Hauptsponsoren:     3M 
Datenbankrecherche:

 

Lamas und Alpakas im Dienste der Forschung

14.05.2018

Proteine spielen bei vielen lebenswichtigen Prozessen eine entscheidende Rolle. Um mehr über die Funktion solcher Eiweißstoffe zu erfahren, würden Forscher sie gerne gezielt ausschalten oder modifizieren. Dann könnte man an den Folgen ablesen, für was das Protein zuständig ist. Dr. Florian Schmidt, Leiter einer Emmy Noether-Gruppe am Institut für Angeborene Immunität der Universität Bonn, entwickelt eine Methode weiter, mit der sich solche Eiweiß-Hemmstoffe maßschneidern lassen. Alpakas und Lamas helfen ihm dabei: Sie produzieren einzigartige Antikörper in ihrem Blut, die die Grundlage bilden.

Friedlich grasen mehrere Alpakas und Lamas auf der sattgrünen Wiese in der Nähe von Bonn. Die aus den südamerikanischen Anden stammenden Kamelide sind auch hierzulande beliebt – wegen ihrer Sanftmut und ihrer Wolle. Dr. Florian Schmidt vom Institut für Angeborene Immunität der Universität Bonn verfolgt jedoch ganz andere Absichten: Ein Teil der Herde steht im Dienste seiner Forschung.


Dr. Florian Schmidt vom Institut für Angeborene Immunität der Universität Bonn mit einem Lama.

© Foto: Volker Lannert/Uni Bonn

„Wir immunisieren die Alpakas und Lamas, weil sie ganz spezielle Antikörper herstellen, die wir für unsere Forschung brauchen“, sagt er. Der Biochemiker bereitet in seinem Labor ein bestimmtes Protein (Antigen) vor, das von einer Tierärztin ganz ähnlich einer Impfung in die Lamas und Alpakas gespritzt wird. Spezialisierte Zellen des Immunsystems, so genannte B-Lymphozyten, produzieren daraufhin diese besonderen Antikörper, die es bei keiner anderen Tiergruppe gibt.

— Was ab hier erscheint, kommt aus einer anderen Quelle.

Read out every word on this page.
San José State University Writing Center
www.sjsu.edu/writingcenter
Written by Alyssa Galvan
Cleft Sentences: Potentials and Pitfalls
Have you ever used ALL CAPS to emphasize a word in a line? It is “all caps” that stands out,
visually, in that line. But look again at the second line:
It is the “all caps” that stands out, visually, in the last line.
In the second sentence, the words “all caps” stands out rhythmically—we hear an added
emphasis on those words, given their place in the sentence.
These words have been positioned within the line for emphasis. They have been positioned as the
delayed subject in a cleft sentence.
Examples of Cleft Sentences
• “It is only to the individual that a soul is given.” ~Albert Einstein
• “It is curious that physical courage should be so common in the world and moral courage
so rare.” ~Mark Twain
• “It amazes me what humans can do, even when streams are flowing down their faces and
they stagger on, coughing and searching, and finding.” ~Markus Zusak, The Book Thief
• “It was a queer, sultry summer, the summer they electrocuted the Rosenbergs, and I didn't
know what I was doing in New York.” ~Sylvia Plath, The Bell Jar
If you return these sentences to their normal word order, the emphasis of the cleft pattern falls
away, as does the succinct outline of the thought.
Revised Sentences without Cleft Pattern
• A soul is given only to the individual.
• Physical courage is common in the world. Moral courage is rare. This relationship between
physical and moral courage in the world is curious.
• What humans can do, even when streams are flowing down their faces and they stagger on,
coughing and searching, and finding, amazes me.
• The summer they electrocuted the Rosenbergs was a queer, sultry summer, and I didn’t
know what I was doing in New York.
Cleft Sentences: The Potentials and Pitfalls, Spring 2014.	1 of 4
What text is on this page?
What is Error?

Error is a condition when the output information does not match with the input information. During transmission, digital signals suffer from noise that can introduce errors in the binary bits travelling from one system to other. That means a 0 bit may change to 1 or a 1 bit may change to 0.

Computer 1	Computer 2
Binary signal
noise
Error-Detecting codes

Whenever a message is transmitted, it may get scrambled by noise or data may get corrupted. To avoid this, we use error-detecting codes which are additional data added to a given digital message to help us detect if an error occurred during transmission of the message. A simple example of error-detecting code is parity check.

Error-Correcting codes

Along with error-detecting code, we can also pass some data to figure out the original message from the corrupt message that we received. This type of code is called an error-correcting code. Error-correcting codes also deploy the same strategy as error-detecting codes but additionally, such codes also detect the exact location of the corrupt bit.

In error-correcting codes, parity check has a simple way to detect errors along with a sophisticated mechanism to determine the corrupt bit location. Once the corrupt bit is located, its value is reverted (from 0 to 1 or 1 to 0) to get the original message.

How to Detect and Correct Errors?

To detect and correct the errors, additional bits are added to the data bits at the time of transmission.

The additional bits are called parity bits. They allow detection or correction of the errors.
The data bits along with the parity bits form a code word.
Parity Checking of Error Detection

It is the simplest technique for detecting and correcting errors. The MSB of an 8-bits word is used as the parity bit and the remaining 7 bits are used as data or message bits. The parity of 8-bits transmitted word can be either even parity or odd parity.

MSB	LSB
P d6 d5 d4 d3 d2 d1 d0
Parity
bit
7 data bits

Aus Blutproben der behandelten Tiere wird dann im Labor die genetische Information für die einzigartigen Antikörper gewonnen. Auf ihren minimalen Bestandteil reduziert, können sie als sogenannte Nanobodies hergestellt werden, die zehn Mal kleiner sind als normale Antikörper.

„Mit den Nanobodies können wir sehr spezifisch Zielstrukturen in der Immunologie visualisieren oder Proteine in ihrer Funktion stören“, berichtet der Biochemiker, der eine Emmy Noether-Nachwuchsgruppe leitet. Um die Rolle eines Proteins in lebenden Zellen besser zu verstehen, versuchen Forscher einzelne dieser Eiweiße zu hemmen oder auch zu aktivieren, um Rückschlüsse auf die Funktion und Arbeitsweise des Proteins ziehen zu können. „Das funktioniert mit herkömmlichen Methoden aber nur in einem Bruchteil der Versuche“, berichtet Schmidt.

Der Biochemiker entwickelt maßgeschneiderte Hemmstoffe

Der Biochemiker arbeitet deshalb an einem neuen Ansatz, solche Hemmstoffe maßgeschneidert für die unterschiedlichen Zwecke herzustellen. Damit will er untersuchen, wie Entzündungsreaktionen, die bei vielen verbreiteten Erkrankungen wie Arteriosklerose oder Schlaganfall auftreten, auf molekularer Ebene reguliert werden. Darüber hinaus möchte er die „Steuerzentrale“ des Immunsystems ausfindig machen, die bei einer Virusinfektion auftretende Entzündung koordiniert.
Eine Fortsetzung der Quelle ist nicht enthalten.